20240125

29年前の阪神大震災と令和6年能登半島地震に思うこと

阪神淡路大震災から29年が経ちました。
「今年も1.17がやってきたか・・・」と毎年思います。

しかし今年は元日に能登の地震があったことで、1月17日の感じ方がこれまでと大きく異なりました。

2024年1月1日、お正月の穏やかな空気の中で飛び込んでいた衝撃の知らせ。
テレビではどのチャンネルも「間もなく津波が来ます。早く逃げろ!!」と切迫した声と定点カメラの映像が流れていました。
私は家族とともに固唾を飲んでテレビを見つめます。

「どうか被害がありませんように」

私が写真学生の1年生だった夏、能登半島の写真を撮りに行ったことを思い出します。1週間だったか10日間だったか。

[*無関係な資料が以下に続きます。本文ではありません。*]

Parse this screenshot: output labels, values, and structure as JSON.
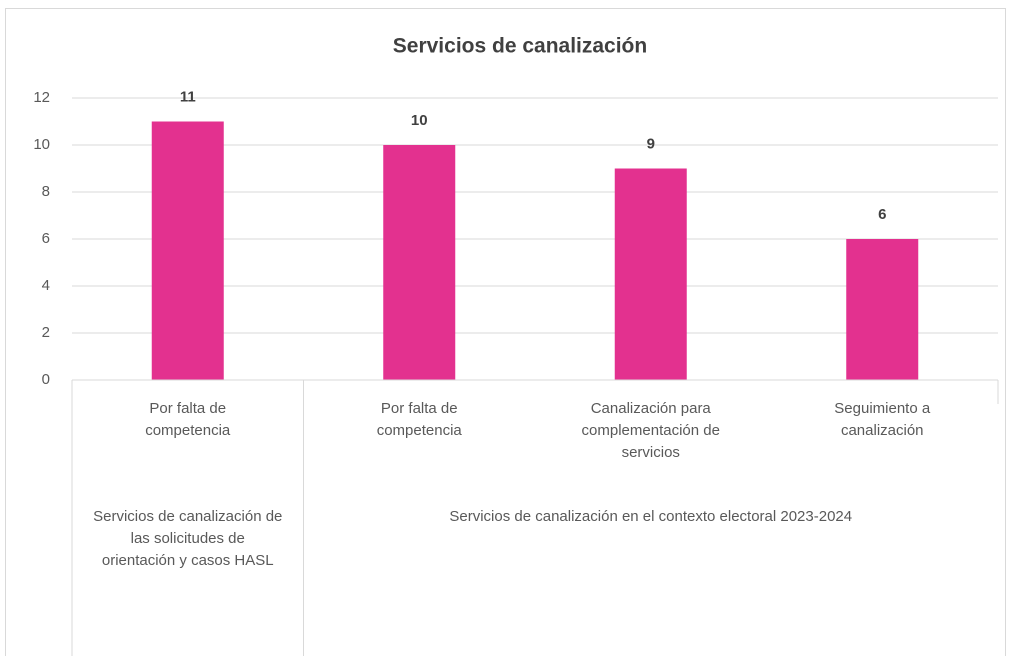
{
  "chart_data": {
    "type": "bar",
    "title": "Servicios de canalización",
    "groups": [
      {
        "name": "Servicios de canalización de las solicitudes de orientación y casos HASL",
        "categories": [
          "Por falta de competencia"
        ]
      },
      {
        "name": "Servicios de canalización en el contexto electoral 2023-2024",
        "categories": [
          "Por falta de competencia",
          "Canalización para complementación de servicios",
          "Seguimiento a canalización"
        ]
      }
    ],
    "values": [
      11,
      10,
      9,
      6
    ],
    "color": "#e3318f",
    "ylim": [
      0,
      12
    ],
    "yticks": [
      0,
      2,
      4,
      6,
      8,
      10,
      12
    ],
    "grid": true
  }
}
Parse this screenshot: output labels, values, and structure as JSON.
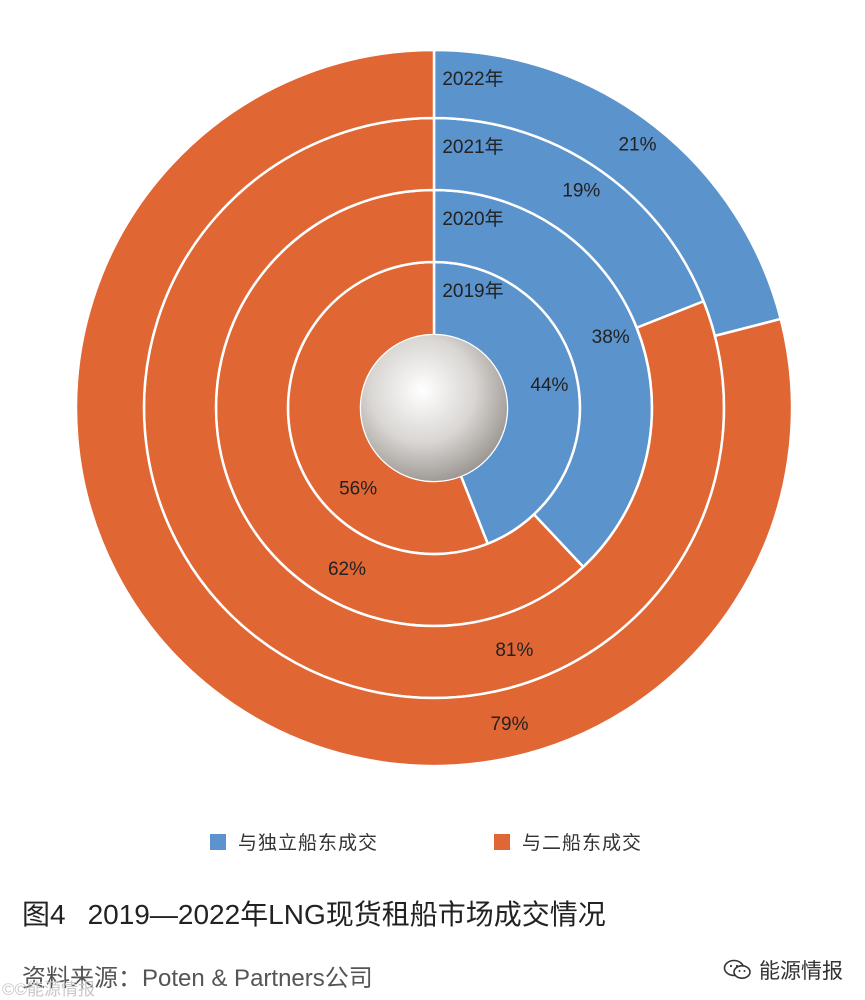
{
  "chart_data": {
    "type": "pie",
    "subtype": "concentric-donut",
    "rings": [
      {
        "year_label": "2019年",
        "values": [
          44,
          56
        ],
        "labels": [
          "44%",
          "56%"
        ]
      },
      {
        "year_label": "2020年",
        "values": [
          38,
          62
        ],
        "labels": [
          "38%",
          "62%"
        ]
      },
      {
        "year_label": "2021年",
        "values": [
          19,
          81
        ],
        "labels": [
          "19%",
          "81%"
        ]
      },
      {
        "year_label": "2022年",
        "values": [
          21,
          79
        ],
        "labels": [
          "21%",
          "79%"
        ]
      }
    ],
    "series": [
      {
        "name": "与独立船东成交",
        "color": "#5b93cc"
      },
      {
        "name": "与二船东成交",
        "color": "#e06634"
      }
    ],
    "legend_position": "bottom"
  },
  "caption": {
    "figure_number": "图4",
    "title": "2019—2022年LNG现货租船市场成交情况"
  },
  "source": "资料来源：Poten & Partners公司",
  "brand": {
    "name": "能源情报",
    "icon": "wechat-icon"
  },
  "watermark": "©©能源情报"
}
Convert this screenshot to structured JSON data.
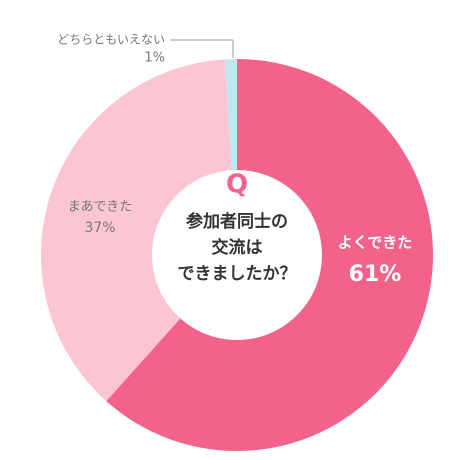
{
  "chart_data": {
    "type": "donut",
    "center_label": "Q",
    "title_lines": [
      "参加者同士の",
      "交流は",
      "できましたか？"
    ],
    "categories": [
      "よくできた",
      "まあできた",
      "どちらともいえない"
    ],
    "values": [
      61,
      37,
      1
    ],
    "value_labels": [
      "61%",
      "37%",
      "1%"
    ],
    "colors": [
      "#f2628b",
      "#fbc5d4",
      "#c4e4ef"
    ]
  }
}
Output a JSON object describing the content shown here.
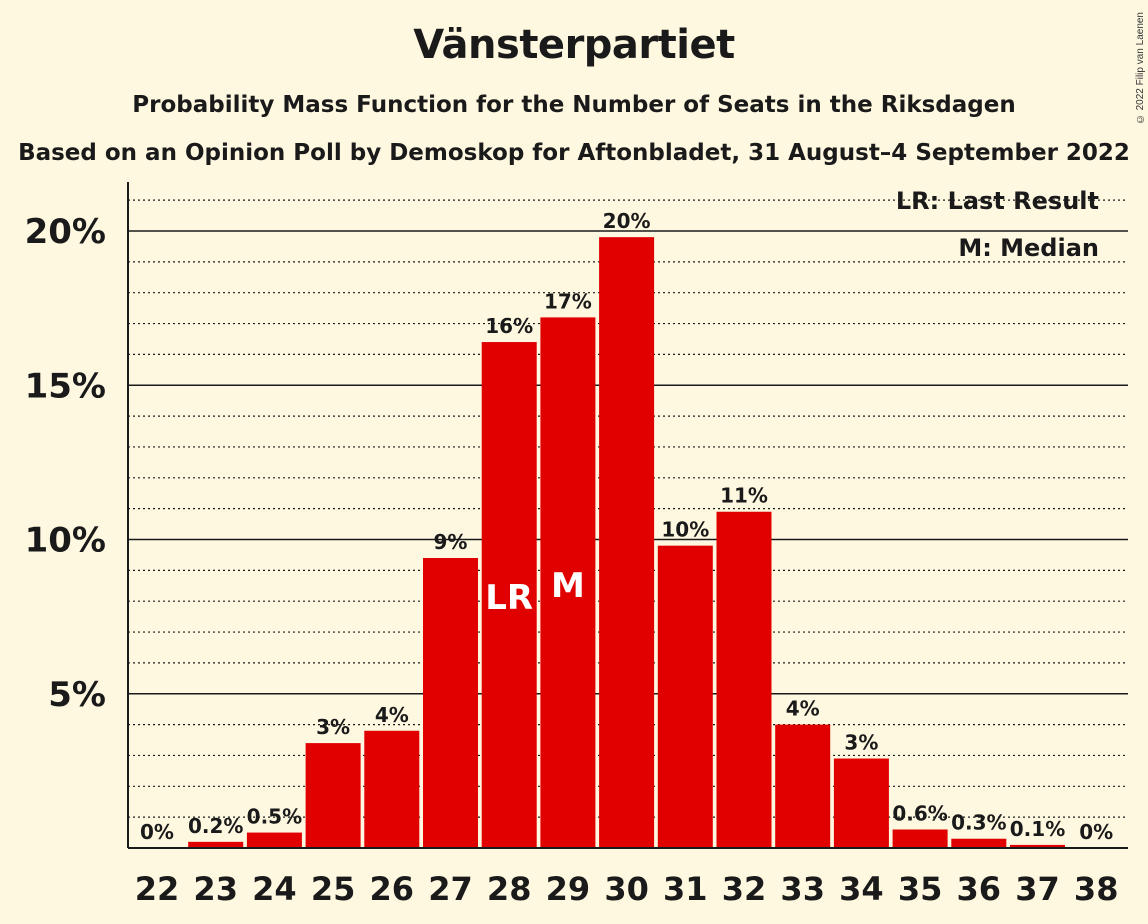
{
  "title": "Vänsterpartiet",
  "subtitle": "Probability Mass Function for the Number of Seats in the Riksdagen",
  "subtitle2": "Based on an Opinion Poll by Demoskop for Aftonbladet, 31 August–4 September 2022",
  "copyright": "© 2022 Filip van Laenen",
  "legend": {
    "last_result": "LR: Last Result",
    "median": "M: Median"
  },
  "colors": {
    "bar": "#e00000",
    "background": "#fff8e1",
    "text": "#1a1a1a"
  },
  "chart_data": {
    "type": "bar",
    "categories": [
      "22",
      "23",
      "24",
      "25",
      "26",
      "27",
      "28",
      "29",
      "30",
      "31",
      "32",
      "33",
      "34",
      "35",
      "36",
      "37",
      "38"
    ],
    "values": [
      0,
      0.2,
      0.5,
      3.4,
      3.8,
      9.4,
      16.4,
      17.2,
      19.8,
      9.8,
      10.9,
      4.0,
      2.9,
      0.6,
      0.3,
      0.1,
      0
    ],
    "data_labels": [
      "0%",
      "0.2%",
      "0.5%",
      "3%",
      "4%",
      "9%",
      "16%",
      "17%",
      "20%",
      "10%",
      "11%",
      "4%",
      "3%",
      "0.6%",
      "0.3%",
      "0.1%",
      "0%"
    ],
    "bar_markers": {
      "28": "LR",
      "29": "M"
    },
    "y_ticks": [
      5,
      10,
      15,
      20
    ],
    "y_tick_labels": [
      "5%",
      "10%",
      "15%",
      "20%"
    ],
    "ylim": [
      0,
      21.5
    ],
    "grid": "major solid, minor dotted",
    "legend_position": "top-right"
  }
}
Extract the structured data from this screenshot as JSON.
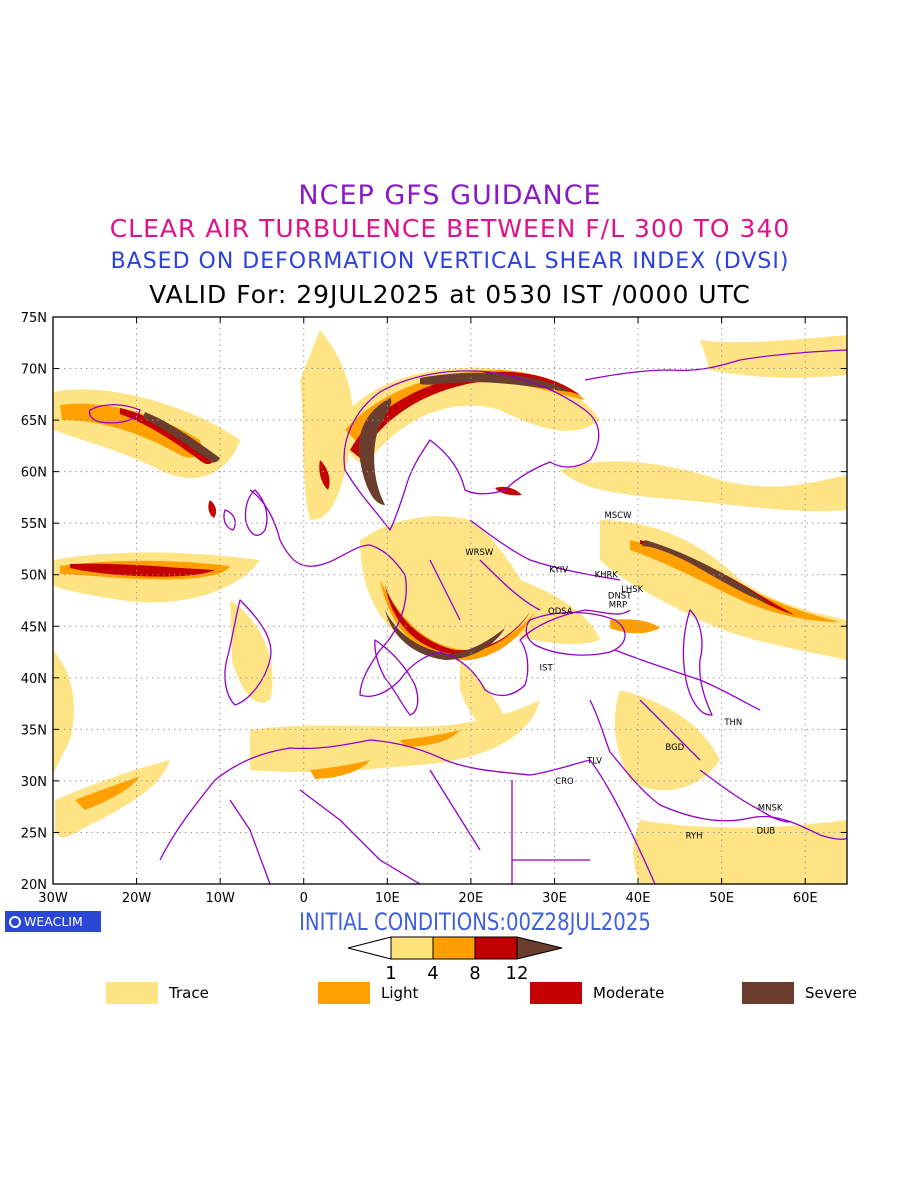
{
  "titles": {
    "line1": "NCEP GFS GUIDANCE",
    "line2": "CLEAR AIR TURBULENCE BETWEEN F/L 300 TO 340",
    "line3": "BASED ON DEFORMATION VERTICAL SHEAR INDEX (DVSI)",
    "line4": "VALID For: 29JUL2025 at 0530 IST /0000 UTC"
  },
  "map": {
    "lon_range": [
      -30,
      65
    ],
    "lat_range": [
      20,
      75
    ],
    "lon_ticks": [
      {
        "value": -30,
        "label": "30W"
      },
      {
        "value": -20,
        "label": "20W"
      },
      {
        "value": -10,
        "label": "10W"
      },
      {
        "value": 0,
        "label": "0"
      },
      {
        "value": 10,
        "label": "10E"
      },
      {
        "value": 20,
        "label": "20E"
      },
      {
        "value": 30,
        "label": "30E"
      },
      {
        "value": 40,
        "label": "40E"
      },
      {
        "value": 50,
        "label": "50E"
      },
      {
        "value": 60,
        "label": "60E"
      }
    ],
    "lat_ticks": [
      {
        "value": 20,
        "label": "20N"
      },
      {
        "value": 25,
        "label": "25N"
      },
      {
        "value": 30,
        "label": "30N"
      },
      {
        "value": 35,
        "label": "35N"
      },
      {
        "value": 40,
        "label": "40N"
      },
      {
        "value": 45,
        "label": "45N"
      },
      {
        "value": 50,
        "label": "50N"
      },
      {
        "value": 55,
        "label": "55N"
      },
      {
        "value": 60,
        "label": "60N"
      },
      {
        "value": 65,
        "label": "65N"
      },
      {
        "value": 70,
        "label": "70N"
      },
      {
        "value": 75,
        "label": "75N"
      }
    ],
    "gridlines": true,
    "stations": [
      {
        "code": "MSCW",
        "lon": 37.6,
        "lat": 55.8
      },
      {
        "code": "WRSW",
        "lon": 21.0,
        "lat": 52.2
      },
      {
        "code": "KYIV",
        "lon": 30.5,
        "lat": 50.5
      },
      {
        "code": "KHRK",
        "lon": 36.2,
        "lat": 50.0
      },
      {
        "code": "LHSK",
        "lon": 39.3,
        "lat": 48.6
      },
      {
        "code": "DNST",
        "lon": 37.8,
        "lat": 48.0
      },
      {
        "code": "MRP",
        "lon": 37.6,
        "lat": 47.1
      },
      {
        "code": "ODSA",
        "lon": 30.7,
        "lat": 46.5
      },
      {
        "code": "IST",
        "lon": 29.0,
        "lat": 41.0
      },
      {
        "code": "TLV",
        "lon": 34.8,
        "lat": 32.0
      },
      {
        "code": "CRO",
        "lon": 31.2,
        "lat": 30.0
      },
      {
        "code": "BGD",
        "lon": 44.4,
        "lat": 33.3
      },
      {
        "code": "THN",
        "lon": 51.4,
        "lat": 35.7
      },
      {
        "code": "MNSK",
        "lon": 55.8,
        "lat": 27.4
      },
      {
        "code": "DUB",
        "lon": 55.3,
        "lat": 25.2
      },
      {
        "code": "RYH",
        "lon": 46.7,
        "lat": 24.7
      }
    ]
  },
  "initial_conditions": "INITIAL CONDITIONS:00Z28JUL2025",
  "brand": "WEACLIM",
  "scale": {
    "thresholds": [
      "1",
      "4",
      "8",
      "12"
    ],
    "colors": [
      "#ffffff",
      "#ffe17a",
      "#ff9e00",
      "#c20000",
      "#6b3d2e"
    ]
  },
  "legend": [
    {
      "label": "Trace",
      "color": "#ffe486"
    },
    {
      "label": "Light",
      "color": "#ffa000"
    },
    {
      "label": "Moderate",
      "color": "#c40000"
    },
    {
      "label": "Severe",
      "color": "#6b3d2e"
    }
  ]
}
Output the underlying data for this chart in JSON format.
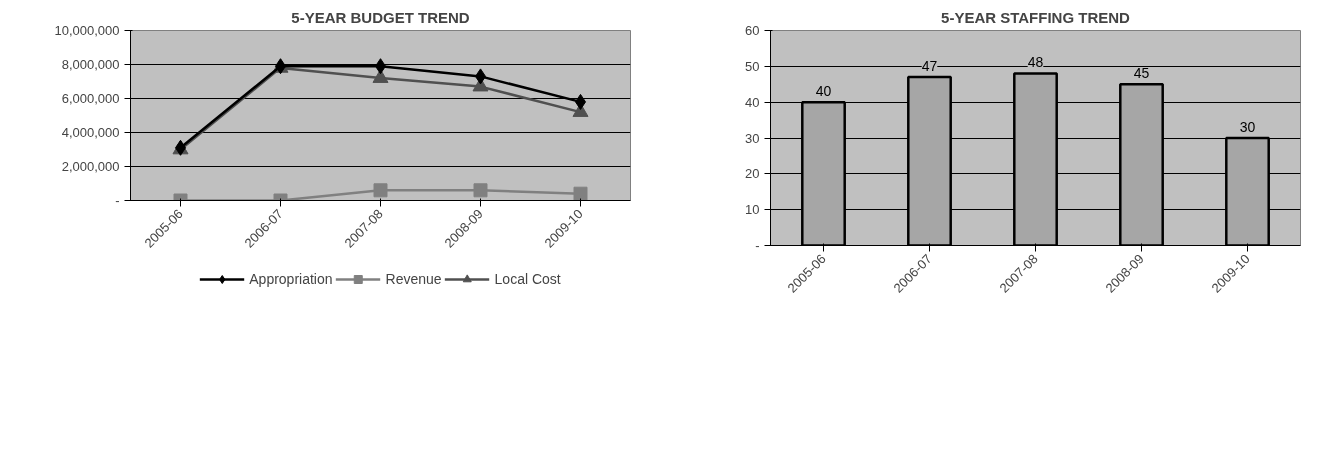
{
  "chart_data": [
    {
      "type": "line",
      "title": "5-YEAR BUDGET TREND",
      "categories": [
        "2005-06",
        "2006-07",
        "2007-08",
        "2008-09",
        "2009-10"
      ],
      "series": [
        {
          "name": "Appropriation",
          "color": "#000000",
          "marker": "diamond",
          "values": [
            3100000,
            7900000,
            7900000,
            7300000,
            5800000
          ]
        },
        {
          "name": "Revenue",
          "color": "#808080",
          "marker": "square",
          "values": [
            0,
            0,
            600000,
            600000,
            400000
          ]
        },
        {
          "name": "Local Cost",
          "color": "#505050",
          "marker": "triangle",
          "values": [
            3000000,
            7800000,
            7200000,
            6700000,
            5200000
          ]
        }
      ],
      "ylim": [
        0,
        10000000
      ],
      "yticks": [
        {
          "value": 0,
          "label": "-"
        },
        {
          "value": 2000000,
          "label": "2,000,000"
        },
        {
          "value": 4000000,
          "label": "4,000,000"
        },
        {
          "value": 6000000,
          "label": "6,000,000"
        },
        {
          "value": 8000000,
          "label": "8,000,000"
        },
        {
          "value": 10000000,
          "label": "10,000,000"
        }
      ],
      "grid": "y",
      "legend": "bottom",
      "line_style": "solid"
    },
    {
      "type": "bar",
      "title": "5-YEAR STAFFING TREND",
      "categories": [
        "2005-06",
        "2006-07",
        "2007-08",
        "2008-09",
        "2009-10"
      ],
      "values": [
        40,
        47,
        48,
        45,
        30
      ],
      "color": "#a6a6a6",
      "ylim": [
        0,
        60
      ],
      "yticks": [
        {
          "value": 0,
          "label": "-"
        },
        10,
        20,
        30,
        40,
        50,
        60
      ],
      "grid": "y",
      "data_labels": true
    }
  ]
}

車で巡った一人旅で、多くの人との出会いもありました。
和倉温泉の旅館で役者をしているという男性の家に泊めてもらったり、奥能登ではあまごを捕まえようとしている子供たちと交流したり、酒屋のおじいちゃんを知り合ってお家に上がらせていただいたこともありました。
浜辺に立つ板張りの家屋や細い路地とそこに流れる水路・・・
もう24年前のことですが、あの場所はどうなっているのだろう?と他人事とは思えない気持ちになります。

「どうか被害がありませんように」

その願いはあっけなく潰えます。時間とともにじわじわと悲惨な状況を知ってしまうことになりました。ひとりひとりの生活があって、家族の生活があって、地域のコミュニティがあって。これまでゆっくりと築き上げてきたそこに住む人々の生活が一瞬にしてなぎ倒されるのが、とても悔しく思います。

テレビに映し出された倒壊した木造家屋や焼けた輪島の街並みを見ると、29年前の震災の体験を生々しく思い出させられます。

私が29年前に体験した、崩れた土壁の臭い。漏れたガスの臭い。家が燃え焦げた臭い。
そして空気中に漂う不快な土埃。
視覚だけではない、すべての感覚で能登の悲惨さを実感します。

阪神淡路大震災も真冬でした。あの年は暖冬でしたがやはり極寒の中過ごしました。今回も真冬。しかも北陸の寒さは阪神の比じゃない厳しさです。
そして山間部に位置する街には救援物資の到着も苦労しているとのこと。

被災された方の絶望感は私が想像できるようなスケールのものではありません。
今の私にできることは少ないかも知れませんが、この2024年の災害に心を寄せて過ごして行こうと考えています。

そして私たちが29年前に多くの善意ある方に助けられたように、能登の方々の力になれる何かを見つけて行かなければと考えています。

毎日を“当たり前”と思って過ごしてはいけないと言うことを改めて思い知らされた29年目の1月になりました。